Propagation of pharmacogenetic differences in cytochrome P450 into pharmacokinetic and pharmacodynamic measures

Literature reports of studies that investigate the impact of CYP polymorphisms on drug pharmacokinetics and response are often conflicting and the importance of genetic variation in drug metabolism for drug response remains unclear. Johnsson & Sheiner (2002) have advocated the need for 'smarter clinical trial design' and showed that simulation techniques can help in this process by integrating all the available information. However, current examples of clinical trial simulation rely heavily on data already available from in vivo studies and there is a need for utilising pharmacokinetic information gathered earlier on during drug development.
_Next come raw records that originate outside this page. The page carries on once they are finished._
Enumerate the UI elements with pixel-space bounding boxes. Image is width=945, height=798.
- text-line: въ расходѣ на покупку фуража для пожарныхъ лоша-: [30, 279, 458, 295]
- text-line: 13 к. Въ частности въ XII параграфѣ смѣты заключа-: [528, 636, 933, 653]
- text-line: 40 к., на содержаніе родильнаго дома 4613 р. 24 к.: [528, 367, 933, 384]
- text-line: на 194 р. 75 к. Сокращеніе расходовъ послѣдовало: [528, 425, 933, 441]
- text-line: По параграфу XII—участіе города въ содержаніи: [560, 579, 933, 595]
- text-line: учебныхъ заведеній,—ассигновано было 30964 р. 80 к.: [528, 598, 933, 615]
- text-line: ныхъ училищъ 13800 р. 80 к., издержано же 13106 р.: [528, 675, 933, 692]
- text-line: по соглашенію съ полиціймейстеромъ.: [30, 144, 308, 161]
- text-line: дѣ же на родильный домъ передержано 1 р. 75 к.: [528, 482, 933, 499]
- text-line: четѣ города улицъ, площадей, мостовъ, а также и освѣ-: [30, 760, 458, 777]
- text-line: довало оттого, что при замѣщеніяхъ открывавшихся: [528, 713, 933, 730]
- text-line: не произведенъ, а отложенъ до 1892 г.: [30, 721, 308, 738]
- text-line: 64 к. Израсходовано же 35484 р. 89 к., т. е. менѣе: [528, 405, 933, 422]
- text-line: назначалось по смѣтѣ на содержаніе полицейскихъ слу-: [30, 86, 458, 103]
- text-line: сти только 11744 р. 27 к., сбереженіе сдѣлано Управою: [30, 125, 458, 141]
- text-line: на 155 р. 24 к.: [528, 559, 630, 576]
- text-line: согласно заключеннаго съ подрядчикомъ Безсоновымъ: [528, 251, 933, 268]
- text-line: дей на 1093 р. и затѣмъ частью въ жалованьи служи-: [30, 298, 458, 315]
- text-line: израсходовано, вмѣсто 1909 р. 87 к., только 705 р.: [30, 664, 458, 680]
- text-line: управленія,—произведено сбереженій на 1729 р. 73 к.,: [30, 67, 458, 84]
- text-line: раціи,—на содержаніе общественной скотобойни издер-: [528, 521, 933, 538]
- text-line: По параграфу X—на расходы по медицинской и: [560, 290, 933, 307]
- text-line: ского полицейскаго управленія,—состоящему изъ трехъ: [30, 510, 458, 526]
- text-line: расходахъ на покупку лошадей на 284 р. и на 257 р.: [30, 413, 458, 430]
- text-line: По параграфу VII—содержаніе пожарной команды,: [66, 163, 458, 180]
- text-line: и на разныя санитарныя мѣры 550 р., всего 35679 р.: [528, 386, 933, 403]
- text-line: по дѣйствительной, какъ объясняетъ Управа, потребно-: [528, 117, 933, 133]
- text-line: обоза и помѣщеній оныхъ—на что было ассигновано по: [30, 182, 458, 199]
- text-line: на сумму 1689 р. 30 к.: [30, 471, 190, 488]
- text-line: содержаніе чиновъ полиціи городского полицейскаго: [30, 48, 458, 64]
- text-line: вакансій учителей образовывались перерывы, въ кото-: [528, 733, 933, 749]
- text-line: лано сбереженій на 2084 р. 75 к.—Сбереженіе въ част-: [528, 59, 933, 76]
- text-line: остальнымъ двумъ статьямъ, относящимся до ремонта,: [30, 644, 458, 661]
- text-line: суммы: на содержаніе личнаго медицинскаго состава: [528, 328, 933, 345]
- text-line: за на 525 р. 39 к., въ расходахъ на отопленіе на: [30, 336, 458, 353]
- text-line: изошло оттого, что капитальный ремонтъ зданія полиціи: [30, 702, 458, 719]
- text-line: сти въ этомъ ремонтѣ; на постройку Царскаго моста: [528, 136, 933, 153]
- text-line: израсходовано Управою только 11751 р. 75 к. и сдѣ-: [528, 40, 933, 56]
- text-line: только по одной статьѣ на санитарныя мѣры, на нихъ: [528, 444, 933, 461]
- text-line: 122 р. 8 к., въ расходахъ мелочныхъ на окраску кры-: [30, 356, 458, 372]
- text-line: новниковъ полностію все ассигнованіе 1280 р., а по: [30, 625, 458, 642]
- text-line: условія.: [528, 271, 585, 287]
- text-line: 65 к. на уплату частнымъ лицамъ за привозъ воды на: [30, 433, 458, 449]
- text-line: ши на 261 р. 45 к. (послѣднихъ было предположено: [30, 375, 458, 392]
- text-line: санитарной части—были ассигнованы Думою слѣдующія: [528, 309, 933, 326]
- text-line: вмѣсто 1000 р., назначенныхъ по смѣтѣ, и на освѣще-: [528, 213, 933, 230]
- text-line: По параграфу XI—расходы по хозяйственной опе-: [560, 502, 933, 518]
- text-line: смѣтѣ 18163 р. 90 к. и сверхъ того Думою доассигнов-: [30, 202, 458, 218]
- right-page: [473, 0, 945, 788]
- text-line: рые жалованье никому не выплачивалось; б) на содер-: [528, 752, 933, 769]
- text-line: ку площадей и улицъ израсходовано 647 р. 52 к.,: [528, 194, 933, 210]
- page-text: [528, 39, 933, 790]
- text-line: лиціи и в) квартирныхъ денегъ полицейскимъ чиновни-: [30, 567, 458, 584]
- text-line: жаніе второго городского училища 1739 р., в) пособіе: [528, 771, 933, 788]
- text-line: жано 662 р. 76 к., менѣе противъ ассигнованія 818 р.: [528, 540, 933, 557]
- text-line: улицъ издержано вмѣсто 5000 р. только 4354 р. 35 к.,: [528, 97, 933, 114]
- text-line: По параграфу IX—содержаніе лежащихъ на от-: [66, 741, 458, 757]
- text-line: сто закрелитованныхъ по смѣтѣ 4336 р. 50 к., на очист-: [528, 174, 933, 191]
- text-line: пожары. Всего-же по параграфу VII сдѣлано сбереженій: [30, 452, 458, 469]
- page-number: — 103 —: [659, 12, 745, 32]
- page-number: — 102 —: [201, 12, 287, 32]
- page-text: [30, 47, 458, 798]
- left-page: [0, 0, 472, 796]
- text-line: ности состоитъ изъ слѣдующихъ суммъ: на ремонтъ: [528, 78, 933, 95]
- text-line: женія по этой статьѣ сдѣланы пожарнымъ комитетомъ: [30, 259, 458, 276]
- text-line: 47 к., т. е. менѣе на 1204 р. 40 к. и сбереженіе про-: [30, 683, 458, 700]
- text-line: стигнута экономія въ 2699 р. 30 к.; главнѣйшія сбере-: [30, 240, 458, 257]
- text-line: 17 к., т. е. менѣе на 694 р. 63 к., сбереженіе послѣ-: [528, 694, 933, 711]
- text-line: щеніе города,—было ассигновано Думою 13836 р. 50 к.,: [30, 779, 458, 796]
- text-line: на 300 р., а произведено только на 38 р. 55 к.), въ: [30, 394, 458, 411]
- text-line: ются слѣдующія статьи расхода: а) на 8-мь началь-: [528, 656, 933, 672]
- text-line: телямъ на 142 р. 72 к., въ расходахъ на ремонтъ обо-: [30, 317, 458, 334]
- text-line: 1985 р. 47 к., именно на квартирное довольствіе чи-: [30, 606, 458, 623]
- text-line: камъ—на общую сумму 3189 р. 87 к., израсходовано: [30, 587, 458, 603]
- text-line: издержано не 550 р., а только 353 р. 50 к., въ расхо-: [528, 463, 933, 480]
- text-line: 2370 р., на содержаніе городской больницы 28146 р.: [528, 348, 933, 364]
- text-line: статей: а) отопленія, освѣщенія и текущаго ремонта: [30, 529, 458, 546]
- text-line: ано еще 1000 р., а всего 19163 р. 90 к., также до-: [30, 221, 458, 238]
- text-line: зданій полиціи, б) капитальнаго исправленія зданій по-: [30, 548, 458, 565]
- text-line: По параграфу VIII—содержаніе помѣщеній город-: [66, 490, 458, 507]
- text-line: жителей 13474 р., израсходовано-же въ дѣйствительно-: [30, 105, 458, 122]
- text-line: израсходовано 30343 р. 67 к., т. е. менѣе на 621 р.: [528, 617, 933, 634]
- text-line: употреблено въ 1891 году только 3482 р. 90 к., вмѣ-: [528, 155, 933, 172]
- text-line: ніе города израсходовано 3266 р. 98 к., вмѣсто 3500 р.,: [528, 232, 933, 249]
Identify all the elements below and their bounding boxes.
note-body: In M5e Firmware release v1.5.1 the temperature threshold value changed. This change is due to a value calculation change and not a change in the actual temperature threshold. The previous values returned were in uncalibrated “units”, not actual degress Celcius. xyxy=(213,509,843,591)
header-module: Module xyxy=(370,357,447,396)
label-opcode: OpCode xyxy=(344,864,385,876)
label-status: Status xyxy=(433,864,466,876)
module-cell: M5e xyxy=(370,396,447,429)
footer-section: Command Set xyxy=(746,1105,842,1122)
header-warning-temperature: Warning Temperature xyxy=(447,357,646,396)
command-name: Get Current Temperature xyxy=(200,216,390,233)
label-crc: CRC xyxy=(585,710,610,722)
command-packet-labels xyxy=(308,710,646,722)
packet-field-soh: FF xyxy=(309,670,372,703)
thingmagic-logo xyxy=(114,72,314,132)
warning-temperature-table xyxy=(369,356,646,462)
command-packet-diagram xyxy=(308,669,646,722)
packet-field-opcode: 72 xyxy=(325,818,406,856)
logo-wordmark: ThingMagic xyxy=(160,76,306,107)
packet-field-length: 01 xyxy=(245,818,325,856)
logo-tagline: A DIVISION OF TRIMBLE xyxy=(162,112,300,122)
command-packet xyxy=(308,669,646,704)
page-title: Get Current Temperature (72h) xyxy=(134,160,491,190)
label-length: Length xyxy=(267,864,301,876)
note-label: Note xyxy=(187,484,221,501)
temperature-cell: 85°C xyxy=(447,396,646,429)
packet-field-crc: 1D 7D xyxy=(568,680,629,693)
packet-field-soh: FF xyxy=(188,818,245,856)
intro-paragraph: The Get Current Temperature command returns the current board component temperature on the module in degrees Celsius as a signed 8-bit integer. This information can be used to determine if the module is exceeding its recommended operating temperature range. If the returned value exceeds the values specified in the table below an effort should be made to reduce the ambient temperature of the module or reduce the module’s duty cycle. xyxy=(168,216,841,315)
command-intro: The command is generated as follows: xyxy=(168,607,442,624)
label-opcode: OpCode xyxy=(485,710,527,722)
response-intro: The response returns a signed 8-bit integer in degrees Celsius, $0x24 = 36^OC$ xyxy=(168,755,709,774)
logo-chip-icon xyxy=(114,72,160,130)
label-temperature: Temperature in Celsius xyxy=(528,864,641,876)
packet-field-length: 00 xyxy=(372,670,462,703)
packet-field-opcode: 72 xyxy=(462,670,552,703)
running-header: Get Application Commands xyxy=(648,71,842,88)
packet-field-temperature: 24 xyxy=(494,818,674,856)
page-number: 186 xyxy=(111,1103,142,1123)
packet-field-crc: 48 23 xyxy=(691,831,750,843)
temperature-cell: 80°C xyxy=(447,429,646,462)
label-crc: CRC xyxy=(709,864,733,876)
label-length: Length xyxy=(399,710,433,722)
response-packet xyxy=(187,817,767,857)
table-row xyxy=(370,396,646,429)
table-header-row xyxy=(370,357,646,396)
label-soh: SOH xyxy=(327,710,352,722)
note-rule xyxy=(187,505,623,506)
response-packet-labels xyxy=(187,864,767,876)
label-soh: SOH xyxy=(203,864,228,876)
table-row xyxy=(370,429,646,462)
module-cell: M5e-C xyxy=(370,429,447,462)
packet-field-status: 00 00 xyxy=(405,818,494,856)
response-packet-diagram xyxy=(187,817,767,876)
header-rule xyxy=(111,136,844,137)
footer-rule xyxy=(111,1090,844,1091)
The aim of the current work was to integrate early preclinical data on drug metabolism into a clinical trial simulation paradigm in order to investigate (A) the impact of genetic polymorphisms in the cytochromes P450 on the pharmacokinetics and pharmacodynamics of 5 model drugs: dextromethorphan, (S)-warfarin, midazolam, omeprazole and tolbutamide, and (B) the predicted power of studies to detect the effects of such polymorphisms. SimcypS algorithms incorporate information on in vitro metabolism and in vivo kinetics with interindividual variability in the genetics of drug metabolising enzymes and other physiological and demographic features. In the current study these algorithms were linked to pharmacokinetic-pharmacodynamic models to describe the time course of concentration and effect of the model drugs in virtual populations of subjects. The probability of detecting a statistically significant difference in the pharmacokinetics or response between CYP phenotypes/genotypes was assessed and the power of studies to detect such differences was calculated. Various aspects of study design (study size and enrichment) and drug characteristics (active metabolites, PD variability etc) were investigated in each case. The study powers calculated from the simulations where largely consistent with the observed in vivo outcomes and helped to explain the aforementioned literature discrepancies. In conclusion, the simulations described have demonstrated the usefulness of clinical trial simulations, incorporating preclinical information on the genetics of drug metabolism for the prediction of drug pharmacokinetics and dynamics in virtual populations of individuals of varying drug metabolizing capability. In the future, clinical trial simulation may increasingly use prior in vitro data.